Hansi Flick, der nächste Bundestrainer, wird allerdings ohne den 31-jährigen Ballstreichler auskommen müssen. Das 0:2 am Dienstag in London gegen England, das den EM-K.o. für Deutschland im Achtelfinale der Europameisterschaft bedeutete, war sein 106. und letztes Länderspiel. Toni Kroos hat am Freitag seinen Rücktritt aus der Nationalmannschaft verkündet.
„Die Entscheidung steht, sie ist unwiderruflich“, sagte der Mittelfeld-Regisseur von Real Madrid in seinem Podcast „Einfach mal luppen“ und fügte erklärend hinzu: „Das ist eine Entscheidung für die Familie und für mich, weil es mir auch gut tut, dass ich mehr bei der Familie bin. Ich will auch als Ehemann und Papa da sein und gebraucht werden.“
Toni Kroos: Der Titelsammler
Wer die 2019 erschienene Kino-Dokumentation „Kroos“ sah, wird sich nicht wundern. Darin wurde deutlich, dass diesem Profi die Familie alles bedeutet. Daheim bei seiner Frau und seinen drei Kindern lässt er auch Emotionen zu, die er der Öffentlichkeit verwehrt. Seine Entscheidung ist daher verständlich nach so vielen Jahren, in denen der Top-Fußballer viel Zeit mit Dienstreisen verbracht hat.
Aber: In der Bilanz hat es sich gelohnt. Toni Kroos ist 2014 Weltmeister geworden, sein brillantes Spiel beim historischen 7:1-Sieg im Halbfinale gegen Gastgeber Brasilien bleibt auf ewig unvergessen. Und Europas Königsklasse gewann er gleich viermal: einmal mit Bayern München, dreimal mit Real Madrid.

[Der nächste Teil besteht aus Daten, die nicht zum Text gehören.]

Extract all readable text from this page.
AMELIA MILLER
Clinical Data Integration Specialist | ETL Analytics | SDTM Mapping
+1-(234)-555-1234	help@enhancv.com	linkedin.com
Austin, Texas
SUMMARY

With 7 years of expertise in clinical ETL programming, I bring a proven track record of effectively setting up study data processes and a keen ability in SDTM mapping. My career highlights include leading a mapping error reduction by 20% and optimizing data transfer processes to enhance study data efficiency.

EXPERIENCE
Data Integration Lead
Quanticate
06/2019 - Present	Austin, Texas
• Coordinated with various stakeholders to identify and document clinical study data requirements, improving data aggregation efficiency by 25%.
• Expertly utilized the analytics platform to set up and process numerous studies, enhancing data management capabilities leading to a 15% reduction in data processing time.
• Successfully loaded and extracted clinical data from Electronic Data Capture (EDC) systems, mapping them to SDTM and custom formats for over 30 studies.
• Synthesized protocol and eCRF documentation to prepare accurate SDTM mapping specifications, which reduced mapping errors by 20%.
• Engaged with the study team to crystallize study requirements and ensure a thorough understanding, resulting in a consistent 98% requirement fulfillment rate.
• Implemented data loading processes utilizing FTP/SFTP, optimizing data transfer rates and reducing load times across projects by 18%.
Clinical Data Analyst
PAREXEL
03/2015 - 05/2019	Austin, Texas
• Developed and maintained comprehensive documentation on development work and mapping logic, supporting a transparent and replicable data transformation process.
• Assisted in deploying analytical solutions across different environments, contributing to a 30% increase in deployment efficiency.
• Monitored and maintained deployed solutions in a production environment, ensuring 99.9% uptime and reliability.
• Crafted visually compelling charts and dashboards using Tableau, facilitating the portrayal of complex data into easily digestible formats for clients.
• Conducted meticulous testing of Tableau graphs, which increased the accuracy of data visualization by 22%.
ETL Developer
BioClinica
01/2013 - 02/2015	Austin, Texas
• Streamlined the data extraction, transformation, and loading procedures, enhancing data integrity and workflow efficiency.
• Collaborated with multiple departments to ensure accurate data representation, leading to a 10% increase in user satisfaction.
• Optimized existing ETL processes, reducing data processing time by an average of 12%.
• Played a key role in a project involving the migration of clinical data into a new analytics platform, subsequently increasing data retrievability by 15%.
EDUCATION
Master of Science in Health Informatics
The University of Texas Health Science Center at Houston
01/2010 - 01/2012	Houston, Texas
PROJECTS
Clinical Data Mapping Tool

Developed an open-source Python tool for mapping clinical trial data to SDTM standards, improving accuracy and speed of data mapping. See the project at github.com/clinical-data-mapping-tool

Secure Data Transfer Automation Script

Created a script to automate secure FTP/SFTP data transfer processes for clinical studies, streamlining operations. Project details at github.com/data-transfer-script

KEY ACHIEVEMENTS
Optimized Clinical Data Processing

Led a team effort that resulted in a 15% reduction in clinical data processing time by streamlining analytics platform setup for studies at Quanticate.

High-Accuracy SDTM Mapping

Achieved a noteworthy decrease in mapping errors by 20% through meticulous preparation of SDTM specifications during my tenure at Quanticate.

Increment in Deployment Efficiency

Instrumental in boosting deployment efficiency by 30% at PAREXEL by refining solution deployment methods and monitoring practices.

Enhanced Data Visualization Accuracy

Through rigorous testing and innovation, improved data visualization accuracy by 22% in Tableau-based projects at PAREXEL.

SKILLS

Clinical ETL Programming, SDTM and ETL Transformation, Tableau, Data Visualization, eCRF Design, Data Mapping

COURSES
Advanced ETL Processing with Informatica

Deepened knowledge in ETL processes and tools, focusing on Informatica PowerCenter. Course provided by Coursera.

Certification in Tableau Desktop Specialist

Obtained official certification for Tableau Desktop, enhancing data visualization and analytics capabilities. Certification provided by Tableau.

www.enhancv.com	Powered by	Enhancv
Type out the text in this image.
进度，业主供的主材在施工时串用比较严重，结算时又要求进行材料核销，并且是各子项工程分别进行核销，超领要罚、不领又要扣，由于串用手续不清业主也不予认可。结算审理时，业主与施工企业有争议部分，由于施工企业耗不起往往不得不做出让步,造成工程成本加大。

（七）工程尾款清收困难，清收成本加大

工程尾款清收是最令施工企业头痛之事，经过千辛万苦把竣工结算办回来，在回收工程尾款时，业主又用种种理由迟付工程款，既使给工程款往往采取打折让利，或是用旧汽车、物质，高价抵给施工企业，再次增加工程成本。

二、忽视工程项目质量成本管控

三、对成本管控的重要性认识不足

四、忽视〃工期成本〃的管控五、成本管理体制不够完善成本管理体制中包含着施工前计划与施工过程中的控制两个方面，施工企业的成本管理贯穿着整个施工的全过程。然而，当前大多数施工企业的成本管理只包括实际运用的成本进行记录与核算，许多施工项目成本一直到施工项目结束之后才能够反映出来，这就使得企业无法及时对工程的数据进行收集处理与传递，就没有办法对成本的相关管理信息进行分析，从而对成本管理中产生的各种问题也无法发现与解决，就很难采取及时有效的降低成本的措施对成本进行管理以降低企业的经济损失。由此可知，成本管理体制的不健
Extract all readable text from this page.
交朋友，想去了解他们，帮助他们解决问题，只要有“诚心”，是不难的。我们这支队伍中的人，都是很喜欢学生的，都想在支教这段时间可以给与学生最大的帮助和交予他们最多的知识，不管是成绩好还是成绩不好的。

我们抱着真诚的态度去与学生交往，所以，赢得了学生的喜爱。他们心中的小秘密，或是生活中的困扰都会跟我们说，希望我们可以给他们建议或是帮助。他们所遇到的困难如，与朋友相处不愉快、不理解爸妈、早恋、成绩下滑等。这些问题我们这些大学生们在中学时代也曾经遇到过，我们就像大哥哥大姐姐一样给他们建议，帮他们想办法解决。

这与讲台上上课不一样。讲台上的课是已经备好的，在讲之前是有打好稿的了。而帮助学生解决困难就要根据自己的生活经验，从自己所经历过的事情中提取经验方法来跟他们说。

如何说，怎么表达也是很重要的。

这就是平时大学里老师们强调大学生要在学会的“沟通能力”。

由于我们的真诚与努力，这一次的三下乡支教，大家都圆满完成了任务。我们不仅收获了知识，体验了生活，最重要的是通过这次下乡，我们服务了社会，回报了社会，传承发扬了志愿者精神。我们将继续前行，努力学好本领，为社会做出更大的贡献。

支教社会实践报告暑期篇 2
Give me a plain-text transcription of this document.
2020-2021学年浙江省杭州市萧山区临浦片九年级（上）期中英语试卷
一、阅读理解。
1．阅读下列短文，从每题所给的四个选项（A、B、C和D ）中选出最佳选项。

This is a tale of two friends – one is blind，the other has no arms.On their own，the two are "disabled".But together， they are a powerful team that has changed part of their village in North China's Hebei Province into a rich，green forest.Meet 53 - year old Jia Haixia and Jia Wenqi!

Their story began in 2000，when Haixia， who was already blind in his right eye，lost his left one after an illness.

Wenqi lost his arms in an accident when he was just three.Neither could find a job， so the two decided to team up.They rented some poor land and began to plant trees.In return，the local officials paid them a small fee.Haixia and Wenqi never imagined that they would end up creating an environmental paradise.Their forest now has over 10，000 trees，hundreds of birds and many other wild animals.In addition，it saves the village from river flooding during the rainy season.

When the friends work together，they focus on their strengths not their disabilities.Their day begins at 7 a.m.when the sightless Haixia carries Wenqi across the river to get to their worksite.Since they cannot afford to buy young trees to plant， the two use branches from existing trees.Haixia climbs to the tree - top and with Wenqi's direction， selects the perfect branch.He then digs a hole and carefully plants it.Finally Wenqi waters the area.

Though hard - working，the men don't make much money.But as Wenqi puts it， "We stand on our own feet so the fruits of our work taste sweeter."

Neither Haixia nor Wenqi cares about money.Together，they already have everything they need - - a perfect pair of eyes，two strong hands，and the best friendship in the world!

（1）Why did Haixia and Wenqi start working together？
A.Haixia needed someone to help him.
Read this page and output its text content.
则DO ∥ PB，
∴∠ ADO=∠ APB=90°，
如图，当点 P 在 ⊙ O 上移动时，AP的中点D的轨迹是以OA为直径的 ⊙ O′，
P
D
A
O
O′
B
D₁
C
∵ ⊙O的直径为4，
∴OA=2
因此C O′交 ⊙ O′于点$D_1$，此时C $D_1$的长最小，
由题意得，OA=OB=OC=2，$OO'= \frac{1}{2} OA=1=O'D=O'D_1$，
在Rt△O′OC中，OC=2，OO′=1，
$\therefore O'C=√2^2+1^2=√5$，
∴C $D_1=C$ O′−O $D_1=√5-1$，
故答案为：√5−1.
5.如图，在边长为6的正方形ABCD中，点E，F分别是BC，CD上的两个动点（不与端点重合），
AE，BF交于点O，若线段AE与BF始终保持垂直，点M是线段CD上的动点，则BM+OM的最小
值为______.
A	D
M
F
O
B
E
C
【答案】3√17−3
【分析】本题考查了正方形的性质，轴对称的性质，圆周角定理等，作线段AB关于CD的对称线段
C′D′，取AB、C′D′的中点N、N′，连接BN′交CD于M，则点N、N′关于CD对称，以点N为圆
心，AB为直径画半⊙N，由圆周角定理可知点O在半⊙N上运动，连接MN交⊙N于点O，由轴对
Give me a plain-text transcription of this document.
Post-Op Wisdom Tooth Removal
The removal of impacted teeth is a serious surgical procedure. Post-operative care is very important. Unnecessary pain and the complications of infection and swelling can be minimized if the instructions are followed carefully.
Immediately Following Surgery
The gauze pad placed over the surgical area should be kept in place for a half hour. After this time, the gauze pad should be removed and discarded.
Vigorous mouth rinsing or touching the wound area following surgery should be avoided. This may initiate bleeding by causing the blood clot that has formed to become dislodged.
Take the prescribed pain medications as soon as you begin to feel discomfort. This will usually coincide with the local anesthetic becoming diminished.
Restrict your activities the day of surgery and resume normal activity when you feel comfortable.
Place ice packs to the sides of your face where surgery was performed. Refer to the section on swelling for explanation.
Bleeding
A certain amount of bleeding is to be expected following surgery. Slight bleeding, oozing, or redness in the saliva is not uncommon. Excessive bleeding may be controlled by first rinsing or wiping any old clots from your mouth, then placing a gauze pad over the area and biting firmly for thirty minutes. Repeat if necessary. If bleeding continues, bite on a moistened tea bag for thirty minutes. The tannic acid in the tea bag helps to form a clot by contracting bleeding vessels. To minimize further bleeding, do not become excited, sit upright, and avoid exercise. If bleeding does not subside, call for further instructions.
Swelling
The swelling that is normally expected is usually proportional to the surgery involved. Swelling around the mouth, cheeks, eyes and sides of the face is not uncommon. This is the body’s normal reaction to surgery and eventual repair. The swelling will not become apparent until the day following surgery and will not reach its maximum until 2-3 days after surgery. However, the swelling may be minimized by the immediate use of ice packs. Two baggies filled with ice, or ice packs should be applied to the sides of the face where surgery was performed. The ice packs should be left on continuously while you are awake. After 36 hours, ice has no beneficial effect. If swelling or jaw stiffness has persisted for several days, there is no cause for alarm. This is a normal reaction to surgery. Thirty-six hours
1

Bei dermaßen gigantischen Erfolgen lohnt es sich schon kaum noch, Kleinigkeiten wie drei deutsche und zwei spanische Meisterschaften zu erwähnen.
Auch interessant
In der Nationalmannschaft hatte der gebürtige Greifswalder im März 2010 beim 0:1 gegen Argentinien in München sein Debüt gefeiert, er war damals als 20-Jähriger vom FC Bayern für eine Saison an Bayer Leverkusen ausgeliehen. Vier Jahre später erreichte er den Höhepunkt, auf dem Weg zum WM-Triumph fehlte er nicht eine Spielminute.
Besonderer Dank an Joachim Löw
An der WM-Blamage 2018 in Russland aber hatte auch Toni Kroos trotz seines genialen Siegtreffers in der Nachspielzeit gegen Schweden seinen Anteil, auch seinem Spiel haftete der Makel der Überheblichkeit an. Doch als Joachim Löw anschließend mit mehrmonatiger Verspätung die drei Rio-Weltmeister Thomas Müller, Mats Hummels und Jerome Boateng aussortierte, kam er nicht auf die Idee, sich auch von Kurzpass-Künstler Kroos zu trennen. Löw sah in Kroos immer den entscheidenden Taktgeber, den unerschütterlichen Unterschiedsspieler. Kroos weiß das sehr zu schätzen, deshalb bedankt er sich nun bei Instagram auch ausdrücklich „vor allem ganz herzlich bei Jogi Löw“. Einleuchtende Begründung: „Er hat mir vertraut. Wir haben eine lange Erfolgsgeschichte geschrieben.“
Seit drei Jahren aber wurden dieser gemeinsamen Erfolgsgeschichte keine neuen Kapitel hinzugefügt. Toni Kroos hat seinen Rücktritt erklärt, bevor der hätte gefordert werden können.